In some applications, such as Internet content-caches, most often than not, the data is read-only. For such cases, the lookup time is the most important metric. It is very inefficient for such applications to store data in a conventional file-path based manner. In content-based-storage mode, the data is stored on the disk only on the basis of "hash" of its content. The lookup is also hash based - thus extremely quick. Another advantage of hash-based storage is that data duplication is not possible.
My research at CMU aims at building content-caches for routers https://github.com/harshadjs/xia-content-cache. It demands a file system that allows such a storage mode. I think it would be ideal for the interests of BTRFS community and the research at CMU if I could work on this project in the summer.
Biography and Technical Background
I am a Computer Science Graduate student at Carnegie Mellon University with research interest primarily in Computer Networks. I use Linux daily and am passionate about Open source software development.
In my undergraduate years, I worked on a open-source Linux kernel project "Snapshots for Ext4 filesystem". Patches were sent to the Ext4 community for review. I received a mention for the contribution to the project at http://lwn.net/Articles/442078/ .
We were interested in extend Ext4 snapshots project, and so I participated in Google Summer of Code 2011. My proposal for "Snapshot revert feature for Ext4" was accepted by The Fedora Project and I successfully completed the project back then. I look forward to continue my interest and be associated with the Fedora project by applying the proposal "Content-storage mode for BTRFS" for the year 2015.
I have worked for a Wi-Fi technology startup "AirTight Networks" for 3 years (2011-2014), where I was working in the Linux device drivers team.
I then joined Carnegie Mellon University in May 2014, where my main area of studies is Computer Networks.
You can expect a very high level of fluency with C and Kernel programming from me. This is something that I love to do.
Goals
- 75% Goal
- Create a new "Content" tree. This tree should store hashes of all the extents in the file system.
- Create a "File Hash" tree. This tree should will store the mapping from hash of a file to its inode.
- Provide option to enable / disable content-storage-mode at mount-time or mkfs-time (TBD).
- Implement all the reference counting mechanisms for extents in this content-tree.
- 100% Goal
- Intercept writes and check if the data that is being written is already in the content tree.
- Intercept reads
- Given the hash of file, lookup inode for a file from "File Hash" tree.
- Enhance debugging methods available in btrfs (I am not sure which ones are available) to support debugging content-trees.
- 125% Goal
- Provide various mount-time configuration options, such as:
- Remove or Don't remove extents if reference count becomes 0. (Especially useful for our routing application.)

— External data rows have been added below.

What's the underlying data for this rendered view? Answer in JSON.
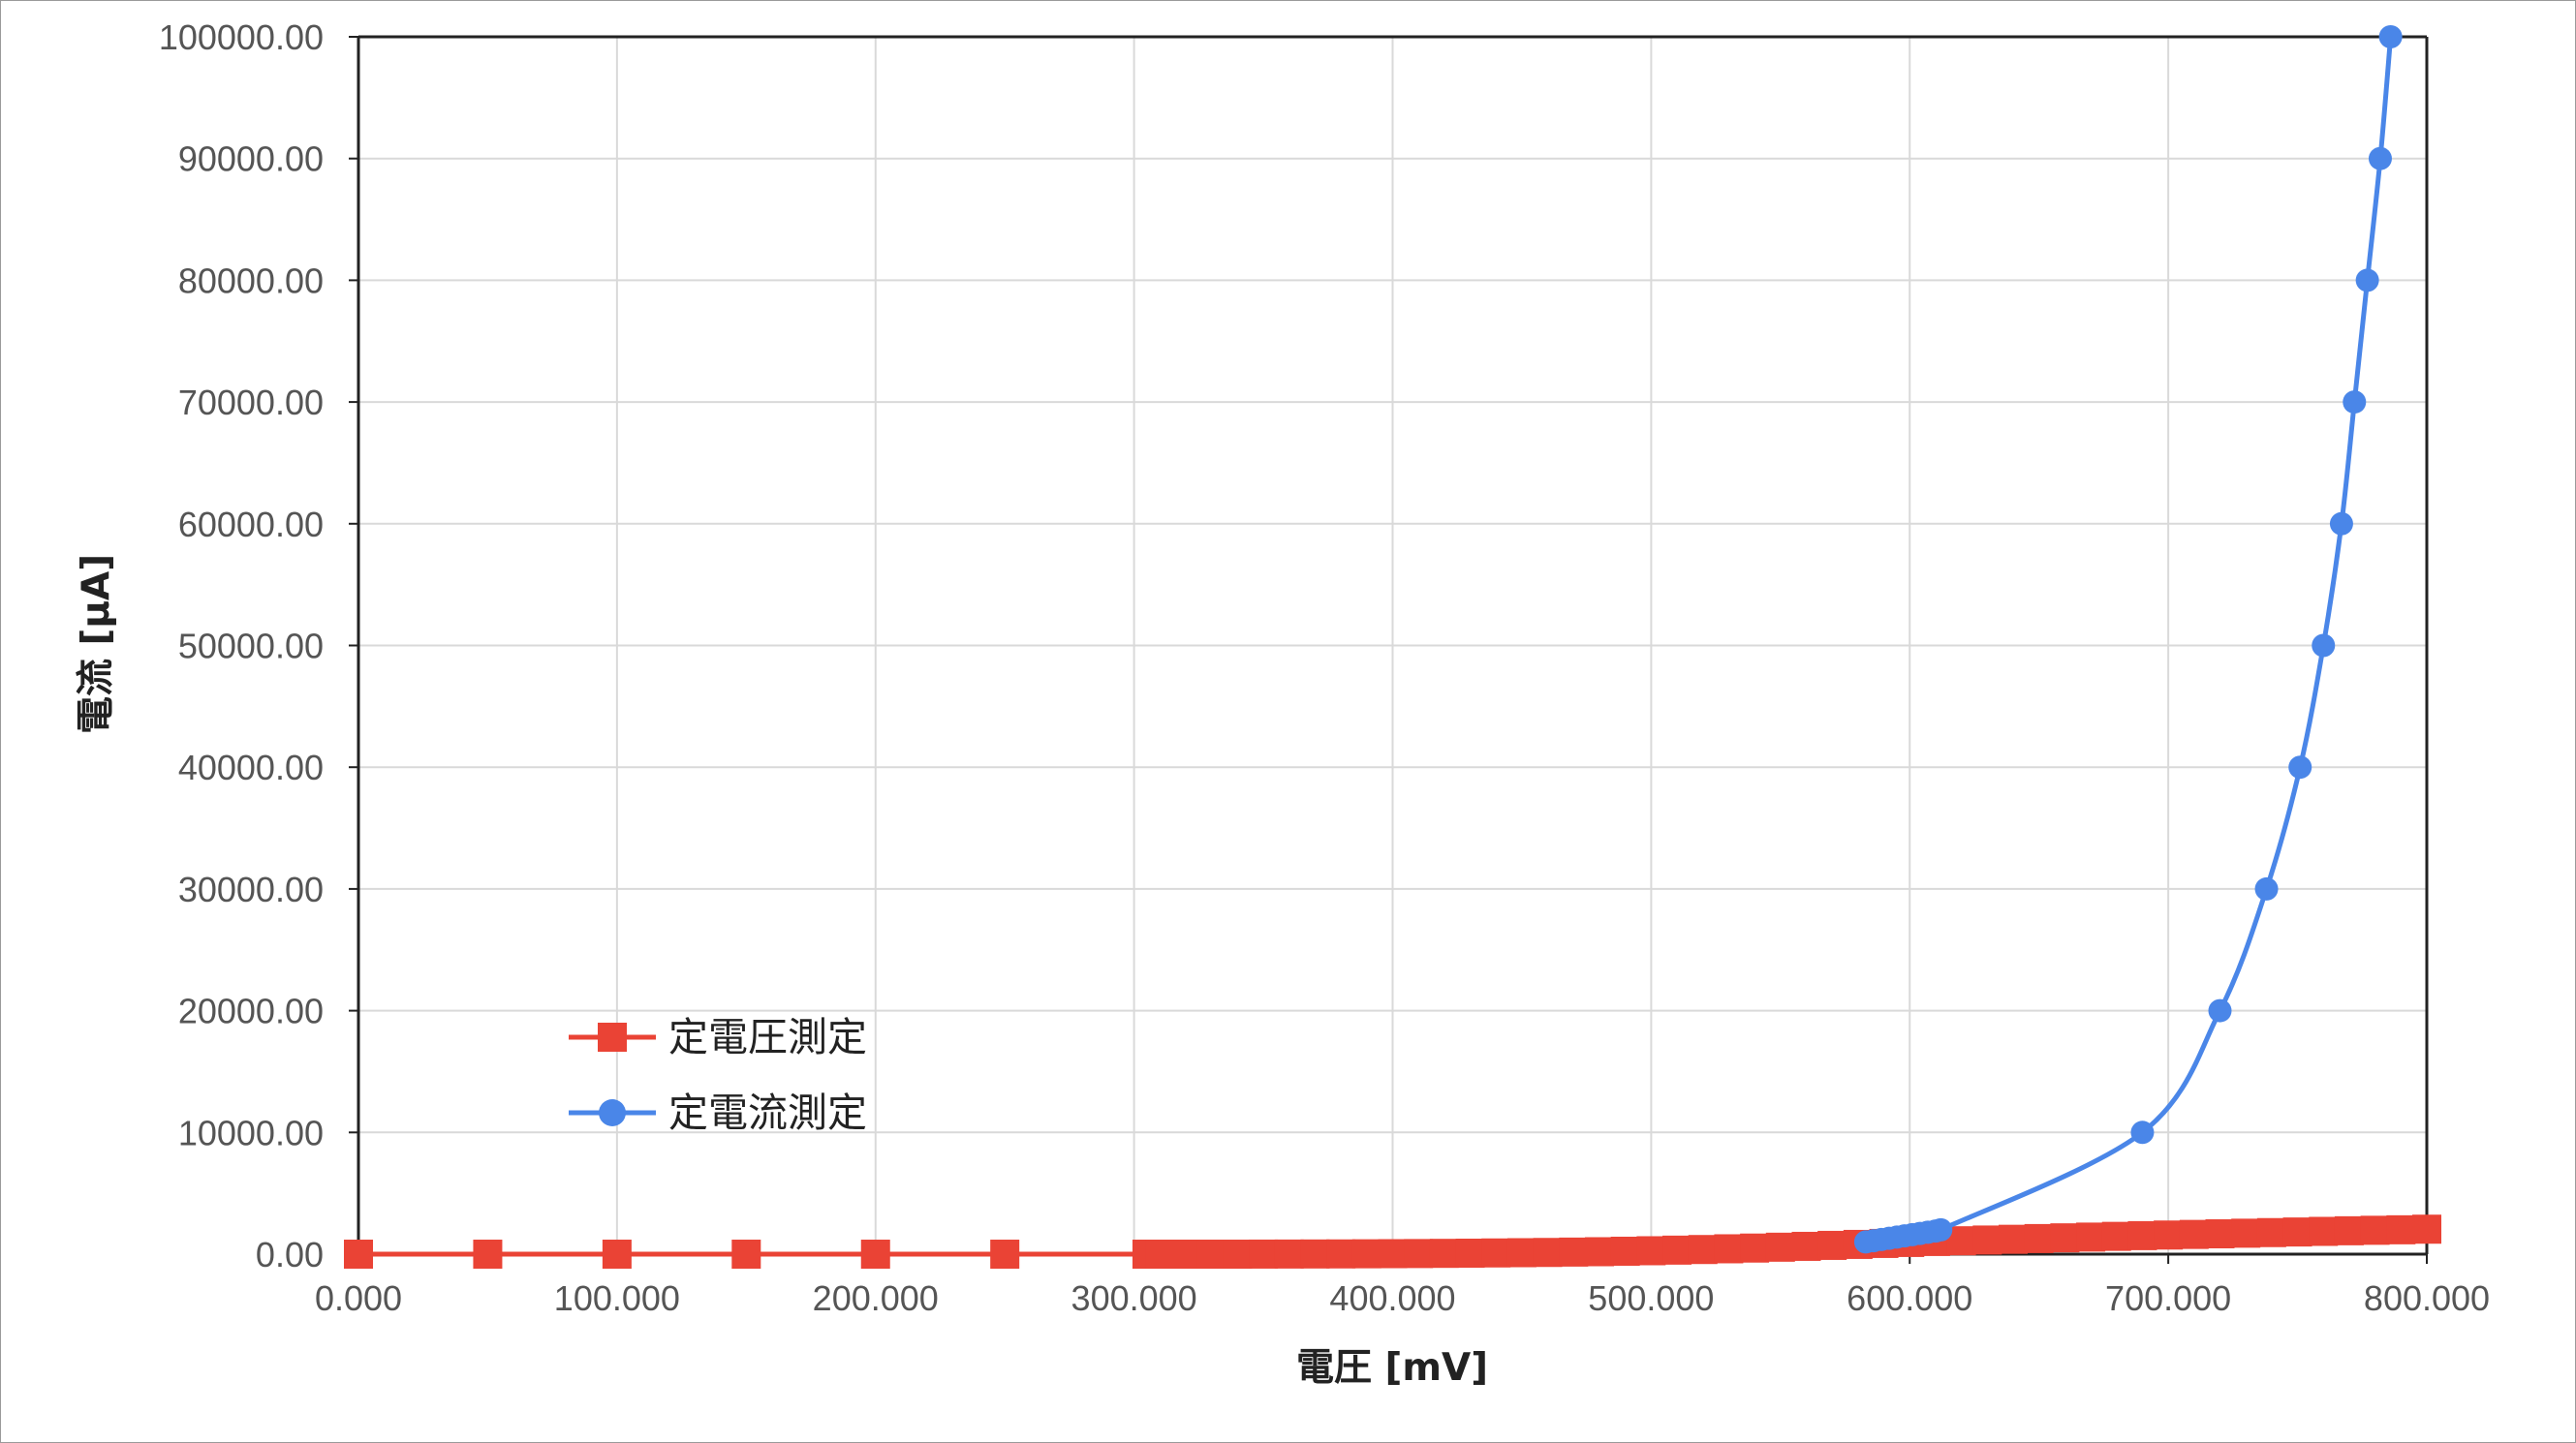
{
  "chart_data": {
    "type": "scatter",
    "title": "",
    "xlabel": "電圧 [mV]",
    "ylabel": "電流 [μA]",
    "xlim": [
      0,
      800
    ],
    "ylim": [
      0,
      100000
    ],
    "xticks": [
      0,
      100,
      200,
      300,
      400,
      500,
      600,
      700,
      800
    ],
    "yticks": [
      0,
      10000,
      20000,
      30000,
      40000,
      50000,
      60000,
      70000,
      80000,
      90000,
      100000
    ],
    "xtick_labels": [
      "0.000",
      "100.000",
      "200.000",
      "300.000",
      "400.000",
      "500.000",
      "600.000",
      "700.000",
      "800.000"
    ],
    "ytick_labels": [
      "0.00",
      "10000.00",
      "20000.00",
      "30000.00",
      "40000.00",
      "50000.00",
      "60000.00",
      "70000.00",
      "80000.00",
      "90000.00",
      "100000.00"
    ],
    "grid": true,
    "legend_position": "lower-left",
    "series": [
      {
        "name": "定電圧測定",
        "color": "#ea4335",
        "marker": "square",
        "x": [
          0,
          50,
          100,
          150,
          200,
          250,
          305,
          310,
          320,
          330,
          340,
          350,
          360,
          370,
          380,
          390,
          400,
          410,
          420,
          430,
          440,
          450,
          460,
          470,
          480,
          490,
          500,
          510,
          520,
          530,
          540,
          550,
          560,
          570,
          580,
          590,
          600,
          610,
          620,
          630,
          640,
          650,
          660,
          670,
          680,
          690,
          700,
          710,
          720,
          730,
          740,
          750,
          760,
          770,
          780,
          790,
          800
        ],
        "y": [
          0,
          0,
          0,
          0,
          0,
          0,
          0,
          0,
          0,
          0,
          0,
          5,
          10,
          15,
          20,
          30,
          40,
          50,
          65,
          80,
          100,
          120,
          140,
          170,
          200,
          240,
          280,
          330,
          380,
          440,
          500,
          570,
          640,
          720,
          800,
          880,
          960,
          1040,
          1100,
          1160,
          1220,
          1280,
          1340,
          1400,
          1460,
          1520,
          1570,
          1620,
          1670,
          1720,
          1770,
          1820,
          1870,
          1920,
          1960,
          2000,
          2050
        ]
      },
      {
        "name": "定電流測定",
        "color": "#4a86e8",
        "marker": "circle",
        "x": [
          583,
          586,
          589,
          592,
          595,
          598,
          601,
          604,
          607,
          610,
          612,
          690,
          720,
          738,
          751,
          760,
          767,
          772,
          777,
          782,
          786
        ],
        "y": [
          1000,
          1100,
          1200,
          1300,
          1400,
          1500,
          1600,
          1700,
          1800,
          1900,
          2000,
          10000,
          20000,
          30000,
          40000,
          50000,
          60000,
          70000,
          80000,
          90000,
          100000
        ]
      }
    ]
  }
}
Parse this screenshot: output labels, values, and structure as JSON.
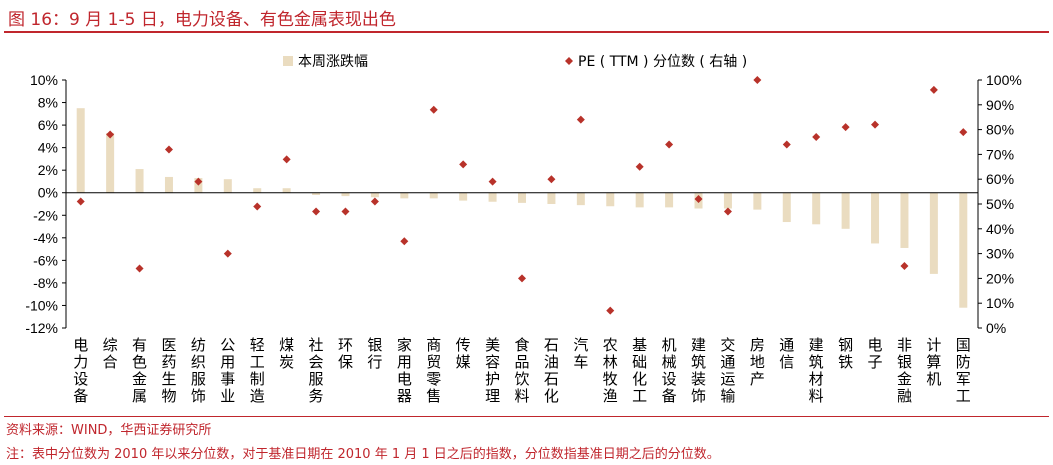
{
  "header": {
    "title": "图 16：9 月 1-5 日，电力设备、有色金属表现出色"
  },
  "footer": {
    "source": "资料来源：WIND，华西证券研究所",
    "note": "注：表中分位数为 2010 年以来分位数，对于基准日期在 2010 年 1 月 1 日之后的指数，分位数指基准日期之后的分位数。"
  },
  "colors": {
    "accent": "#c0262d",
    "bar": "#eadcc0",
    "marker": "#b8322a"
  },
  "chart_data": {
    "type": "bar",
    "categories": [
      "电力设备",
      "综合",
      "有色金属",
      "医药生物",
      "纺织服饰",
      "公用事业",
      "轻工制造",
      "煤炭",
      "社会服务",
      "环保",
      "银行",
      "家用电器",
      "商贸零售",
      "传媒",
      "美容护理",
      "食品饮料",
      "石油石化",
      "汽车",
      "农林牧渔",
      "基础化工",
      "机械设备",
      "建筑装饰",
      "交通运输",
      "房地产",
      "通信",
      "建筑材料",
      "钢铁",
      "电子",
      "非银金融",
      "计算机",
      "国防军工"
    ],
    "series": [
      {
        "name": "本周涨跌幅",
        "type": "bar",
        "axis": "left",
        "values": [
          7.5,
          5.3,
          2.1,
          1.4,
          1.3,
          1.2,
          0.4,
          0.4,
          -0.2,
          -0.3,
          -0.4,
          -0.5,
          -0.5,
          -0.7,
          -0.8,
          -0.9,
          -1.0,
          -1.1,
          -1.2,
          -1.3,
          -1.3,
          -1.4,
          -1.4,
          -1.5,
          -2.6,
          -2.8,
          -3.2,
          -4.5,
          -4.9,
          -7.2,
          -10.2
        ]
      },
      {
        "name": "PE（TTM）分位数（右轴）",
        "type": "scatter",
        "axis": "right",
        "values": [
          51,
          78,
          24,
          72,
          59,
          30,
          49,
          68,
          47,
          47,
          51,
          35,
          88,
          66,
          59,
          20,
          60,
          84,
          7,
          65,
          74,
          52,
          47,
          100,
          74,
          77,
          81,
          82,
          25,
          96,
          79
        ]
      }
    ],
    "y_left": {
      "ylim": [
        -12,
        10
      ],
      "ticks": [
        10,
        8,
        6,
        4,
        2,
        0,
        -2,
        -4,
        -6,
        -8,
        -10,
        -12
      ],
      "tick_labels": [
        "10%",
        "8%",
        "6%",
        "4%",
        "2%",
        "0%",
        "-2%",
        "-4%",
        "-6%",
        "-8%",
        "-10%",
        "-12%"
      ]
    },
    "y_right": {
      "ylim": [
        0,
        100
      ],
      "ticks": [
        100,
        90,
        80,
        70,
        60,
        50,
        40,
        30,
        20,
        10,
        0
      ],
      "tick_labels": [
        "100%",
        "90%",
        "80%",
        "70%",
        "60%",
        "50%",
        "40%",
        "30%",
        "20%",
        "10%",
        "0%"
      ]
    },
    "legend": {
      "position": "top",
      "bar_label": "本周涨跌幅",
      "marker_label": "PE ( TTM ) 分位数 ( 右轴 )"
    },
    "grid": false
  }
}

- Verify or Trust the checksum of extents.
Milestones of the Project
- M1: Understand the design and code of Btrfs. Especially focus on how the current extent-trees, subvolume trees, snapshot trees are setup initially. Study on-disk data structures, most likely, we are going to need to add some bits in the super-block: For example "content-storage-mode-on/off".
- M2: Understand and identify the code areas wherein the hooks are to be applied. Need to find hooks for:
- Intercepting writes
- Reading extents
- Debugging interfaces
- M3: Write a detailed design draft which will talk about all the overall goal, required on-disk-changes, functions to be modified. Share the draft with BTRFS community and get their views.
- M4: Implementation and testing of the code: 75%
- M5: Implementation and testing of the code: 100%
- M6: Implementation and testing of the code: 125% (If time permits)
- M7: Write documentation of the final product
Plan of action
- By the end of the week 1: M1, M2
- By the end of the week 2: M3
- (Midterm) By the end of the week 5: M4
- By the end of the week 7: M5
- By the end of the week 9: M6
- (End) By the end of the week 10: M7
Why choose me?
- Past successful GSoC student (2011).
- Past experience of working with the open source community.
- Strong understanding of file systems, C programming language, the UNIX philosophy, Linux.
- Passionate about contributing to Linux.
Time commitment
Apart from this project, I have research commitment at CMU. So, I expect to spend at least 30 hrs / week on this project. My final exams end on 13th May 2015 and I hope to start right after that. I will be visiting my hometown (Pune, India) towards the May-End / June first week. That is the only time when I could be a little slacked. Rest of the summer, I will be on top of the project.